The Catholic Moment: It’s time to pray the rosary
Thursday, October 14, 2010
By Father Earl Fernandes
It’s October, the month of the rosary. My parents and two oldest brothers came to America from India in 1970. By December 1973, they were proud parents of five boys. My mother told us that since we didn’t have family here, we would have to rely on our faith. Often she would quote Father Patrick Peyton: “The family that prays together stays together.”
We prayed the rosary every night as a family. Typically, my mother would say, “It’s time to pray the rosary,” during our favorite television program. The TV would be turned off. We would kneel on our living room floor and pray — as quickly as possible. I am sure we came close to setting the world record for saying the fastest Our Fathers and Hail Marys, but we “prayed” every night. I said my Hail Marys, but my attention and devotion left something to be desired.

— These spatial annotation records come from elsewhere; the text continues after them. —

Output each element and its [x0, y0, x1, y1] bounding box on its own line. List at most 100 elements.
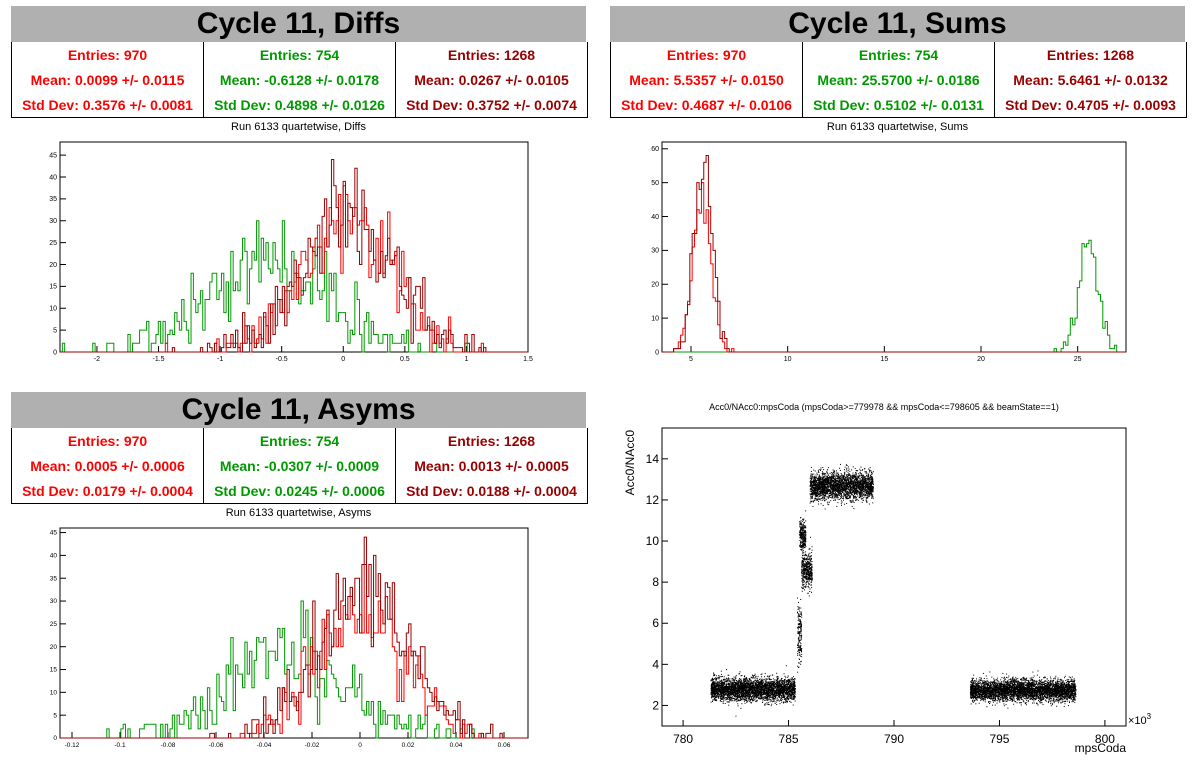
acc-ytick-label: 14 — [646, 452, 660, 466]
stat-entries: Entries: 754 — [259, 432, 340, 449]
stat-std: Std Dev: 0.4898 +/- 0.0126 — [214, 96, 385, 113]
sums-stats-green: Entries: 754 Mean: 25.5700 +/- 0.0186 St… — [803, 42, 995, 117]
asyms-ytick-label: 30 — [50, 598, 58, 605]
sums-ytick-label: 40 — [651, 214, 659, 221]
stat-entries: Entries: 754 — [858, 46, 939, 63]
asyms-xtick-label: -0.02 — [305, 742, 320, 749]
diffs-stats-box: Entries: 970 Mean: 0.0099 +/- 0.0115 Std… — [11, 42, 588, 118]
asyms-xtick-label: 0.06 — [498, 742, 511, 749]
stat-std: Std Dev: 0.3752 +/- 0.0074 — [406, 96, 577, 113]
asyms-ytick-label: 20 — [50, 644, 58, 651]
stat-mean: Mean: 0.0005 +/- 0.0006 — [30, 457, 185, 474]
stat-entries: Entries: 754 — [259, 46, 340, 63]
sums-stats-box: Entries: 970 Mean: 5.5357 +/- 0.0150 Std… — [610, 42, 1187, 118]
diffs-series-2 — [60, 159, 528, 353]
diffs-xtick-label: 0 — [341, 356, 345, 363]
diffs-xtick-label: -1 — [217, 356, 223, 363]
acc-xlabel: mpsCoda — [1075, 741, 1127, 755]
diffs-xtick-label: 0.5 — [400, 356, 410, 363]
sums-xtick-label: 10 — [784, 356, 792, 363]
diffs-title: Cycle 11, Diffs — [11, 6, 586, 42]
sums-frame — [661, 141, 1127, 353]
asyms-ytick-label: 0 — [53, 735, 57, 742]
acc-ylabel: Acc0/NAcc0 — [623, 430, 637, 496]
diffs-ytick-label: 0 — [53, 349, 57, 356]
asyms-stats-red: Entries: 970 Mean: 0.0005 +/- 0.0006 Std… — [12, 428, 204, 503]
acc-points — [710, 463, 1077, 717]
acc-x-exponent: ×103 — [1128, 712, 1152, 727]
diffs-ytick-label: 15 — [49, 284, 57, 291]
sums-xtick-label: 5 — [689, 356, 693, 363]
asyms-stats-green: Entries: 754 Mean: -0.0307 +/- 0.0009 St… — [204, 428, 396, 503]
acc-ytick-label: 2 — [652, 698, 659, 712]
stat-entries: Entries: 970 — [67, 432, 148, 449]
diffs-series-0 — [60, 220, 528, 353]
asyms-hist-title: Run 6133 quartetwise, Asyms — [225, 507, 372, 519]
diffs-ytick-label: 45 — [49, 152, 57, 159]
sums-ytick-label: 60 — [651, 146, 659, 153]
sums-stats-darkred: Entries: 1268 Mean: 5.6461 +/- 0.0132 St… — [995, 42, 1186, 117]
acc-xtick-label: 790 — [884, 732, 904, 746]
sums-ytick-label: 30 — [651, 248, 659, 255]
stat-entries: Entries: 970 — [666, 46, 747, 63]
diffs-ytick-label: 25 — [49, 240, 57, 247]
stat-std: Std Dev: 0.0179 +/- 0.0004 — [22, 482, 193, 499]
stat-std: Std Dev: 0.0245 +/- 0.0006 — [214, 482, 385, 499]
sums-series-2 — [662, 155, 1126, 353]
sums-histogram: 5 10 15 20 25 0 10 20 30 40 50 60 — [651, 141, 1127, 363]
acc-frame — [661, 427, 1127, 727]
asyms-series-2 — [60, 536, 528, 739]
asyms-xtick-label: 0 — [358, 742, 362, 749]
asyms-ytick-label: 45 — [50, 530, 58, 537]
diffs-stats-darkred: Entries: 1268 Mean: 0.0267 +/- 0.0105 St… — [396, 42, 587, 117]
asyms-frame — [59, 527, 529, 739]
diffs-xtick-label: 1.5 — [523, 356, 533, 363]
asyms-xtick-label: -0.12 — [65, 742, 80, 749]
asyms-xtick-label: -0.04 — [257, 742, 272, 749]
sums-xtick-label: 20 — [977, 356, 985, 363]
sums-stats-red: Entries: 970 Mean: 5.5357 +/- 0.0150 Std… — [611, 42, 803, 117]
diffs-ytick-label: 40 — [49, 174, 57, 181]
diffs-stats-red: Entries: 970 Mean: 0.0099 +/- 0.0115 Std… — [12, 42, 204, 117]
asyms-xtick-label: -0.06 — [209, 742, 224, 749]
acc-xtick-label: 785 — [779, 732, 799, 746]
diffs-histogram: -2 -1.5 -1 -0.5 0 0.5 1 1.5 0 5 10 15 20 25 30 35 40 45 — [49, 141, 533, 363]
diffs-ytick-label: 5 — [53, 327, 57, 334]
acc-ytick-label: 12 — [646, 493, 660, 507]
stat-mean: Mean: 25.5700 +/- 0.0186 — [817, 71, 980, 88]
asyms-xtick-label: 0.04 — [450, 742, 463, 749]
diffs-ytick-label: 30 — [49, 218, 57, 225]
asyms-histogram: -0.12 -0.1 -0.08 -0.06 -0.04 -0.02 0 0.02 0.04 0.… — [50, 527, 529, 749]
diffs-hist-title: Run 6133 quartetwise, Diffs — [231, 121, 366, 133]
sums-xtick-label: 25 — [1074, 356, 1082, 363]
asyms-ytick-label: 35 — [50, 575, 58, 582]
stat-entries: Entries: 1268 — [447, 46, 536, 63]
sums-ytick-label: 0 — [655, 349, 659, 356]
asyms-series-0 — [60, 600, 528, 739]
sums-ytick-label: 10 — [651, 315, 659, 322]
stat-mean: Mean: 0.0013 +/- 0.0005 — [414, 457, 569, 474]
sums-series-1 — [662, 182, 1126, 353]
diffs-xtick-label: -2 — [94, 356, 100, 363]
acc-ytick-label: 4 — [652, 657, 659, 671]
asyms-ytick-label: 5 — [53, 712, 57, 719]
diffs-ytick-label: 10 — [49, 306, 57, 313]
diffs-ytick-label: 35 — [49, 196, 57, 203]
asyms-xtick-label: -0.08 — [161, 742, 176, 749]
asyms-stats-darkred: Entries: 1268 Mean: 0.0013 +/- 0.0005 St… — [396, 428, 587, 503]
asyms-ytick-label: 15 — [50, 667, 58, 674]
sums-xtick-label: 15 — [880, 356, 888, 363]
asyms-series-1 — [60, 564, 528, 739]
sums-title: Cycle 11, Sums — [610, 6, 1185, 42]
stat-std: Std Dev: 0.5102 +/- 0.0131 — [813, 96, 984, 113]
stat-std: Std Dev: 0.3576 +/- 0.0081 — [22, 96, 193, 113]
asyms-stats-box: Entries: 970 Mean: 0.0005 +/- 0.0006 Std… — [11, 428, 588, 504]
asyms-xtick-label: 0.02 — [402, 742, 415, 749]
acc-ytick-label: 8 — [652, 575, 659, 589]
sums-ytick-label: 50 — [651, 180, 659, 187]
acc-xtick-label: 780 — [673, 732, 693, 746]
asyms-ytick-label: 40 — [50, 553, 58, 560]
asyms-ytick-label: 25 — [50, 621, 58, 628]
diffs-frame — [59, 141, 529, 353]
acc-xtick-label: 795 — [989, 732, 1009, 746]
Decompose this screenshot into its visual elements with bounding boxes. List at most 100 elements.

One day when I was about eight years old, I was on the playground during recess. A little girl came up to me and said, “Earl, you look like a gorilla. Your hair is black just like a gorilla’s. Your face is dark, just like a gorilla’s. Your nose is flat, just like a gorilla’s. You must be a gorilla.”
I took her remarks as racially motivated, and I experienced both humiliation and anger. I did what any little boy would do; I began chasing her all over the playground with the intent of giving her a black eye. I chased her and chased her. Just as I was about to catch her, I broke off my chase and ran up the ramp into church. I could feel tears rolling down my face as I went into pray. As I knelt down, I pulled my plastic rosary out of pocket. I prayed the I Believe and the Our Father. When it came time to pray the Hail Mary, I clutched my beads and prayed one Hail Mary. This time I prayed it slowly. I just held my rosary and looked up at the statue of the Virgin and really prayed. Suddenly, a great spirit of consolation and peace came over me. Again and again, I looked at my beads. I looked at the Virgin, and she looked at me. I realized that my parents had been trying to teach me the power of this prayer. They wanted me to know that I had a mother in heaven who loved me, who was looking out for me and whose Son could bring me what I could not find on that playground — peace.

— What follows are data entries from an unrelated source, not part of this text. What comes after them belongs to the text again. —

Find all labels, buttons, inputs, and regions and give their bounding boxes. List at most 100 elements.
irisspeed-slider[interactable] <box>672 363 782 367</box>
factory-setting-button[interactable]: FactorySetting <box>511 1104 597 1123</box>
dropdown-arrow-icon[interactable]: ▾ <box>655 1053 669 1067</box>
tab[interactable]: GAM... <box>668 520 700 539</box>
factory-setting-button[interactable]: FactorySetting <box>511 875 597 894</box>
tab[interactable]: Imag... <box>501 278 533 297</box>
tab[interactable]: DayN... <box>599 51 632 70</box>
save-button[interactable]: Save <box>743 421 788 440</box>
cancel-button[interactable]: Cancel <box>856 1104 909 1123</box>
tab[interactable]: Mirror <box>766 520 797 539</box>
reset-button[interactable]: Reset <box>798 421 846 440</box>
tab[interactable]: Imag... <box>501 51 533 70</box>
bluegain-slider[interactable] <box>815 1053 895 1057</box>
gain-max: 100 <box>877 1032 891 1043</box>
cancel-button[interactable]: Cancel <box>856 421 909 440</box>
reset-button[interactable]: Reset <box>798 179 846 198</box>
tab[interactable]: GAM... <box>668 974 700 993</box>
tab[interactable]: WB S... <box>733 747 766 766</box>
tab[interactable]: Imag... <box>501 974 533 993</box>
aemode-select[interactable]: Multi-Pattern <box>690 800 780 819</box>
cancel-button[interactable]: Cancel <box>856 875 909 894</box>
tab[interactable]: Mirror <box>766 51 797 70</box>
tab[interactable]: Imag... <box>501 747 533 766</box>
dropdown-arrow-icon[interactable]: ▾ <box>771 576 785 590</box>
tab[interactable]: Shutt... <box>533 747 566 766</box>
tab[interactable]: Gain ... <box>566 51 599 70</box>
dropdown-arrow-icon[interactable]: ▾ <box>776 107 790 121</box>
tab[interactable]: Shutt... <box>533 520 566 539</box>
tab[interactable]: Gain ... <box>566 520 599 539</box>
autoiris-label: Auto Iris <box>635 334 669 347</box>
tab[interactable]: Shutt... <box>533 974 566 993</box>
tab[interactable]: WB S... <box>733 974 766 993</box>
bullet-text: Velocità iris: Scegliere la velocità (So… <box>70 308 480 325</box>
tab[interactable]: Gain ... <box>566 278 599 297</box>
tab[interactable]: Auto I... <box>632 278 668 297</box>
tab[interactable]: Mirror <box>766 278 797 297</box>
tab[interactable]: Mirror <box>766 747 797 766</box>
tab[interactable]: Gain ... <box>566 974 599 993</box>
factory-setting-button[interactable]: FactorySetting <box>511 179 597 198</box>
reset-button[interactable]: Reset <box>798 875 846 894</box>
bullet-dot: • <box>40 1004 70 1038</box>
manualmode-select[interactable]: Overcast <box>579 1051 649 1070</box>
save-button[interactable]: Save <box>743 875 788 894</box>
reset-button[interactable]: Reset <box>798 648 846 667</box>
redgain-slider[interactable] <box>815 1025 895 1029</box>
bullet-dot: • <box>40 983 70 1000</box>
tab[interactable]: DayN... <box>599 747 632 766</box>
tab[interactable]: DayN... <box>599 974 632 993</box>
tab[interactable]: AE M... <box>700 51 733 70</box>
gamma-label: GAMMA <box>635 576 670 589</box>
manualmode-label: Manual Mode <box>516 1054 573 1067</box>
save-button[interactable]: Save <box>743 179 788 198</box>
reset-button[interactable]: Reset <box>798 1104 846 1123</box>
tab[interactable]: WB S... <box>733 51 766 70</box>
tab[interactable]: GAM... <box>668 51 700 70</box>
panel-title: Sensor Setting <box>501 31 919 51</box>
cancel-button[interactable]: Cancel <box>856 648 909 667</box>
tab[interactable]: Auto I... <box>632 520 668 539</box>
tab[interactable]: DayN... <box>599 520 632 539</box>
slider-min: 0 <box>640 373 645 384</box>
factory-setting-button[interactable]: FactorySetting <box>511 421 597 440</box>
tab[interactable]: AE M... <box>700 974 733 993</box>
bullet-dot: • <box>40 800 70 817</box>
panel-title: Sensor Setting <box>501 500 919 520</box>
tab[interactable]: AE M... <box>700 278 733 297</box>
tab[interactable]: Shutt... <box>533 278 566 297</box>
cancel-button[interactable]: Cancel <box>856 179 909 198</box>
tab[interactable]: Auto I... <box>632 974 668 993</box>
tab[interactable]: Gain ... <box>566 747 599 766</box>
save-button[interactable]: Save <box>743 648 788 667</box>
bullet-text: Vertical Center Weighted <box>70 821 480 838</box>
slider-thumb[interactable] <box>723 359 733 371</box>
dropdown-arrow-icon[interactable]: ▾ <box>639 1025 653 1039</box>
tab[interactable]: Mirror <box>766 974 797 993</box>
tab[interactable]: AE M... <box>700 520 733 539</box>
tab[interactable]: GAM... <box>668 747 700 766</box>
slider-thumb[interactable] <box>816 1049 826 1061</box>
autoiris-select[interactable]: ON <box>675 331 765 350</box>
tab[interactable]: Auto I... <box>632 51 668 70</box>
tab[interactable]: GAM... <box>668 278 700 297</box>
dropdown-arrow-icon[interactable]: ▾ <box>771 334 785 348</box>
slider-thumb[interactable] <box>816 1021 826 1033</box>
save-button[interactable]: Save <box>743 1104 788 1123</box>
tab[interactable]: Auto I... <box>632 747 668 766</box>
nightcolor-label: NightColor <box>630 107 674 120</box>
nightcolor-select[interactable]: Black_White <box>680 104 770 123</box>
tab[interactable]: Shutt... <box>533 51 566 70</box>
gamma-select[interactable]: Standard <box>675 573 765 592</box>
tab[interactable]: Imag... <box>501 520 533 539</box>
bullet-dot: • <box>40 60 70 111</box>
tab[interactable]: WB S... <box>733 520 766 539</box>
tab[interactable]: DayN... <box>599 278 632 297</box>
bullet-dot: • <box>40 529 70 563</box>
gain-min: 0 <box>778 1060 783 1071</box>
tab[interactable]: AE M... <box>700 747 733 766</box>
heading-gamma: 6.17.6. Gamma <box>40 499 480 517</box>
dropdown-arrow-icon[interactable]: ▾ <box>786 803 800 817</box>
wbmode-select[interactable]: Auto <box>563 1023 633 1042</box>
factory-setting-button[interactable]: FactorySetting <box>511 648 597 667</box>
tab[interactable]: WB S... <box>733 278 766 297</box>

The rosary is a powerful prayer. How moving it is to see pilgrims on Good Friday ascend the great stairs leading to Immaculata Church at the top of Mt. Adams in Cincinnati. They pray the rosary, some offer a Hail Mary on each step, and they count on the Mother of God to show them the “blessed fruit” of her womb — Jesus. Some haven’t been to church in a while, but they sort through their spiritual turbulence on those steps.
The rosary has the power to change hearts. The rosary has the power to turn back a fleet of invaders as it did at Lepanto in 1570. The rosary, prayed at abortion clinics around the country, has the power to turn a “no” into a “yes” to life. The rosary has the power to assure even little children that they have a mother in heaven who prays for them.

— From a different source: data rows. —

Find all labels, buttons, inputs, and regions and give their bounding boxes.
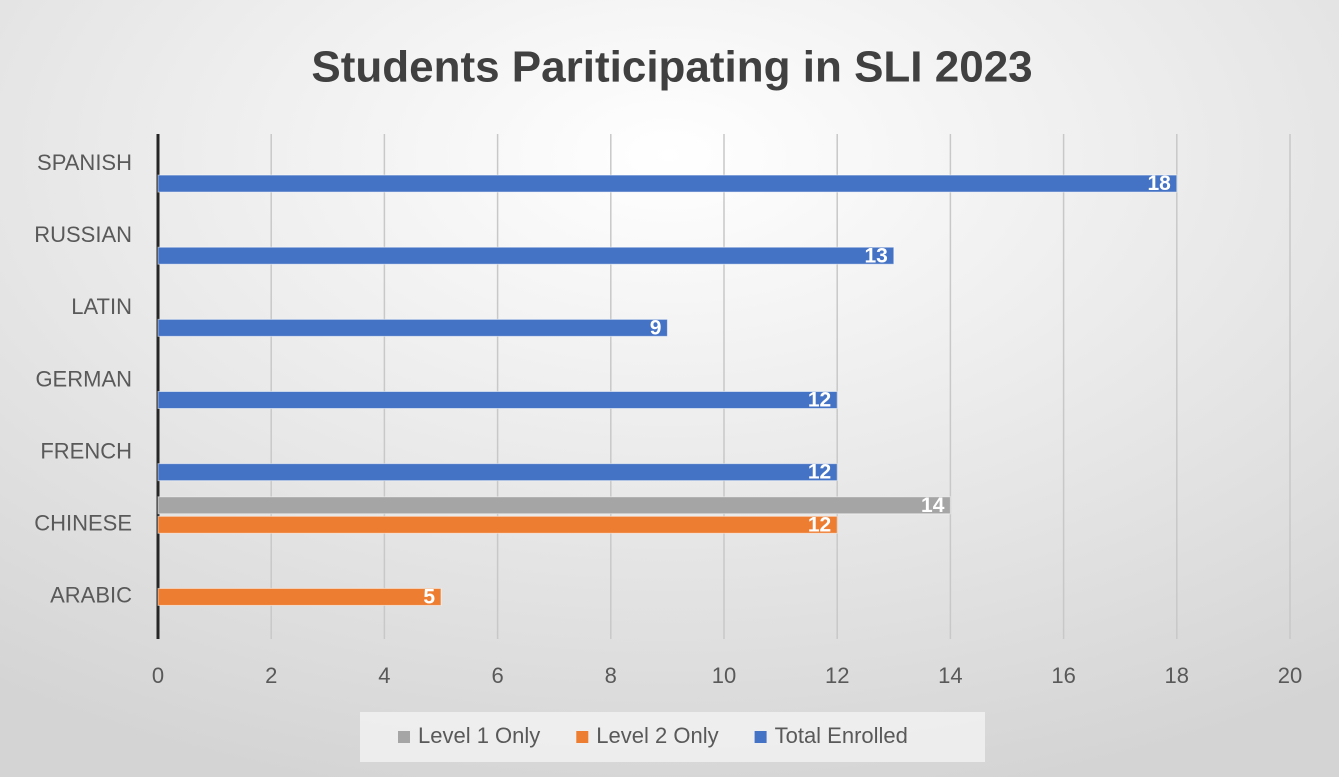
- y-tick-label: LATIN: [71, 294, 132, 319]
- bar: [157, 496, 951, 515]
- x-tick-label: 14: [938, 663, 962, 688]
- legend-swatch: [398, 731, 410, 743]
- data-label: 14: [921, 494, 945, 517]
- x-tick-label: 8: [605, 663, 617, 688]
- legend-box: [360, 712, 985, 762]
- bar: [157, 391, 838, 409]
- chart-title: Students Pariticipating in SLI 2023: [311, 43, 1032, 92]
- legend-swatch: [754, 731, 767, 743]
- legend-label: Level 2 Only: [596, 723, 718, 748]
- data-label: 18: [1147, 172, 1171, 195]
- bar: [157, 515, 838, 534]
- legend-label: Total Enrolled: [775, 723, 908, 748]
- data-label: 12: [808, 389, 831, 412]
- x-tick-label: 4: [378, 663, 390, 688]
- x-tick-label: 6: [491, 663, 503, 688]
- y-tick-label: CHINESE: [34, 511, 132, 536]
- bar: [157, 463, 838, 482]
- x-tick-label: 16: [1051, 663, 1075, 688]
- x-tick-label: 20: [1278, 663, 1302, 688]
- x-tick-label: 0: [152, 663, 164, 688]
- x-tick-label: 10: [712, 663, 736, 688]
- bar: [157, 246, 895, 265]
- data-label: 9: [650, 316, 662, 339]
- y-tick-label: SPANISH: [37, 150, 132, 175]
- y-tick-label: GERMAN: [35, 366, 132, 391]
- x-tick-label: 18: [1165, 663, 1189, 688]
- y-tick-label: ARABIC: [50, 583, 132, 608]
- bar: [157, 174, 1178, 193]
- data-label: 12: [808, 513, 831, 536]
- x-tick-label: 2: [265, 663, 277, 688]
- bar: [157, 318, 668, 337]
- data-label: 12: [808, 461, 831, 484]
- y-tick-label: RUSSIAN: [34, 222, 132, 247]
- x-tick-label: 12: [825, 663, 849, 688]
- legend-swatch: [576, 731, 589, 743]
- y-tick-label: FRENCH: [40, 438, 132, 463]
- legend-label: Level 1 Only: [418, 723, 540, 748]
- data-label: 5: [423, 585, 435, 608]
- data-label: 13: [864, 244, 887, 267]
- bar: [157, 587, 442, 606]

As I grow older, just as parents worry about their children, I worry about my nephews and nieces and the culture and world which they will inherit. My brothers, their wives and children visit my parents, who are now unable to kneel. My mother still says, “It’s time to pray the rosary.” We all kneel, but now it is the voices of the little ones that call out Our Father and Hail Mary, and I know that in Mary’s hands everything will be okay. It’s October. It’s time to pray the rosary.
Father Fernandes is an assistant professor of moral theology and dean of Mount St. Mary’s Seminary.